Commerce Lexington Inc. has had a long-standing position of opposing local wage mandates that exceed state or federal guidelines because of the competitive disadvantage it would place on Lexington’s economy and ability to create jobs. With relatively little existing research on local minimum wages, even some poverty experts are wary of this approach.
With an estimated price tag of $92 million annually on businesses, our organization asked the Council not to act on the proposed ordinance before studying all the intended and unintended consequences of the proposal.
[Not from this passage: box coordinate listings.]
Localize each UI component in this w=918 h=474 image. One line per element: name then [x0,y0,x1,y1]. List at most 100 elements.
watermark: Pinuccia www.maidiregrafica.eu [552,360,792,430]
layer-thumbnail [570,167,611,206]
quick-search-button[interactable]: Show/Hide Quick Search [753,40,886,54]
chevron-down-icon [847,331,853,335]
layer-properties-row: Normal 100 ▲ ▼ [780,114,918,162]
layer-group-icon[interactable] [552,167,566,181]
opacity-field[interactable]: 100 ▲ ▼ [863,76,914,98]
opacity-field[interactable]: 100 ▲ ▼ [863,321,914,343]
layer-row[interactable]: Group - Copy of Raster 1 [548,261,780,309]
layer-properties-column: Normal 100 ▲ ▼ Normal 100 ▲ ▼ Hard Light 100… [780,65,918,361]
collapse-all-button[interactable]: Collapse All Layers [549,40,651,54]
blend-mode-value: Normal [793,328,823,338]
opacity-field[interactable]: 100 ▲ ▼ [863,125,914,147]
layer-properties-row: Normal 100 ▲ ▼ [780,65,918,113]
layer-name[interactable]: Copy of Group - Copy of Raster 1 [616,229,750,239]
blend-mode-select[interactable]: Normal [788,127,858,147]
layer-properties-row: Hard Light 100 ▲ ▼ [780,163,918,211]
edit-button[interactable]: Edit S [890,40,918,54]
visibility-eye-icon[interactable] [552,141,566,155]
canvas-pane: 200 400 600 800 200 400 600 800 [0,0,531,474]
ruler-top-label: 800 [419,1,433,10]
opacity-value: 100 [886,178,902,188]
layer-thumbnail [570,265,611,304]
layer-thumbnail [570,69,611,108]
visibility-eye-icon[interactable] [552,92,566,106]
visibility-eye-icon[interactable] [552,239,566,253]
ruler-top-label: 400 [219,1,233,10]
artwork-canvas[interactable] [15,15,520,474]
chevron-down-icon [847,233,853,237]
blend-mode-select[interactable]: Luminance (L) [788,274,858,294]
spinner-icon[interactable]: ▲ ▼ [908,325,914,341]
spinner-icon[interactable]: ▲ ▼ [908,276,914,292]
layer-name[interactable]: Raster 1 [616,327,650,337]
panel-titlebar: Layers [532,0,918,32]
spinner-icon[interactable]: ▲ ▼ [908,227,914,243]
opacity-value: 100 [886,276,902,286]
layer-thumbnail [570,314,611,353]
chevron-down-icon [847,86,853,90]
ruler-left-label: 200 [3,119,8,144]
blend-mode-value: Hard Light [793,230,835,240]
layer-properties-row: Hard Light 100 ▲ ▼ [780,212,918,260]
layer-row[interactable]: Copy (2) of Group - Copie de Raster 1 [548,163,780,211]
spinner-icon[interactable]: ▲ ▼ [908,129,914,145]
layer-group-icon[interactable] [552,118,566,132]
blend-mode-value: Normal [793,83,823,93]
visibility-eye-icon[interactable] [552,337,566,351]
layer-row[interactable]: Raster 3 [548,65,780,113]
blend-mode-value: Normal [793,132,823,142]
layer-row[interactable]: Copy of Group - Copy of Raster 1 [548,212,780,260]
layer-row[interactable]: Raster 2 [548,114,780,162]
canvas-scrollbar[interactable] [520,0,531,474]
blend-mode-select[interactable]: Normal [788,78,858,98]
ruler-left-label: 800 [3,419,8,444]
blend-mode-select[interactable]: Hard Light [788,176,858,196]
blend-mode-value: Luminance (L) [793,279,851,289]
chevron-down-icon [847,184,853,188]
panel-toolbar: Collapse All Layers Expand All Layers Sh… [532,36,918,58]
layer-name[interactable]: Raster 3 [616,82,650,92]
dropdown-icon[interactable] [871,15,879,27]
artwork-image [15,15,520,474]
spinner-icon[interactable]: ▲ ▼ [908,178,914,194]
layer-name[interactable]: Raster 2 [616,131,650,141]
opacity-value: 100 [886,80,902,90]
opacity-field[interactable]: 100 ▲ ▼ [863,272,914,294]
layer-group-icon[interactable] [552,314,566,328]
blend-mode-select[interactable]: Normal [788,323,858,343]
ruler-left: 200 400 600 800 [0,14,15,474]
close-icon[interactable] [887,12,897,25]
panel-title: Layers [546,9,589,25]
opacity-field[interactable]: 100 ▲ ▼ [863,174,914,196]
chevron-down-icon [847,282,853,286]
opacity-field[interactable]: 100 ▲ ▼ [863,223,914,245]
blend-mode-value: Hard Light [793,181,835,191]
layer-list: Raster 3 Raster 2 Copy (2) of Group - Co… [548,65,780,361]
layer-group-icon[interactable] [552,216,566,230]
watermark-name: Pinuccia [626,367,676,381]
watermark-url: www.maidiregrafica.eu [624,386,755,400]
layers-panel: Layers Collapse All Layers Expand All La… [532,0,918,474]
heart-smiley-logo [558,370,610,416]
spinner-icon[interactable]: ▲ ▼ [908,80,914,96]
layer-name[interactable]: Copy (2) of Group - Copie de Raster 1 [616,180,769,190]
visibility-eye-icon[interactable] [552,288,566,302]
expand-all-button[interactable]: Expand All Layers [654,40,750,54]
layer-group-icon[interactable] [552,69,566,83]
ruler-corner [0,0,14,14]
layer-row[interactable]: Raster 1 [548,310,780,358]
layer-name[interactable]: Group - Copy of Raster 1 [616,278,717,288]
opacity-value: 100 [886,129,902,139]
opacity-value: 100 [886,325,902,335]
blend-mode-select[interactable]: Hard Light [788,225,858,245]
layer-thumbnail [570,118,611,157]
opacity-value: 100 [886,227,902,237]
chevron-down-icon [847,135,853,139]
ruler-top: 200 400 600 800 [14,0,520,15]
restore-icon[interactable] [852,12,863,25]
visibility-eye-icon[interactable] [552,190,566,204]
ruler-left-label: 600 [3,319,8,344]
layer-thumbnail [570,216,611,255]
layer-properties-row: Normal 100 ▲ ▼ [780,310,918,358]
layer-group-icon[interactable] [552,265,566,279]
Commerce Lexington Inc. recommended a focused study that would better clarify who would be impacted and how, and whether more effective ways exist to lift working citizens out of poverty.
Some of our concerns included:
- Competitive disadvantages for local businesses.
- An estimated 2,200 jobs lost, and reduced workers hours - particularly among the lowest-skilled employees.
- Increased prices for goods and services, which will disproportionately impact low-income families.
Commerce Lexington Inc. also urged Council members to consider other policy alternatives – such as workforce and education training efforts – to help lift up low-income workers into careers with wages that will truly allow them to become homeowners, invest in post-secondary education, and save for retirement - without hurting local job providers and placing Lexington at a competitive disadvantage.
For example, several cities offer training for low-income workers that leads to community college or university credentials for jobs in growing sectors. These efforts align support services to aid with education navigation, housing, child-care, transportation and other barriers to employment to help workers achieve maximum wages.
We would like to thank the businesses and other organizations who took the time to communicate concerns to Council on this issue, and those Council members who supported the business community throughout the process.
Going forward, Commerce Lexington Inc. will continue to closely monitor the Supreme Court case, make recommendations for a future study of the impact of the local ordinance on businesses and workers, and continue to work with Council members to find alternative policy solutions that will help lift families out of poverty.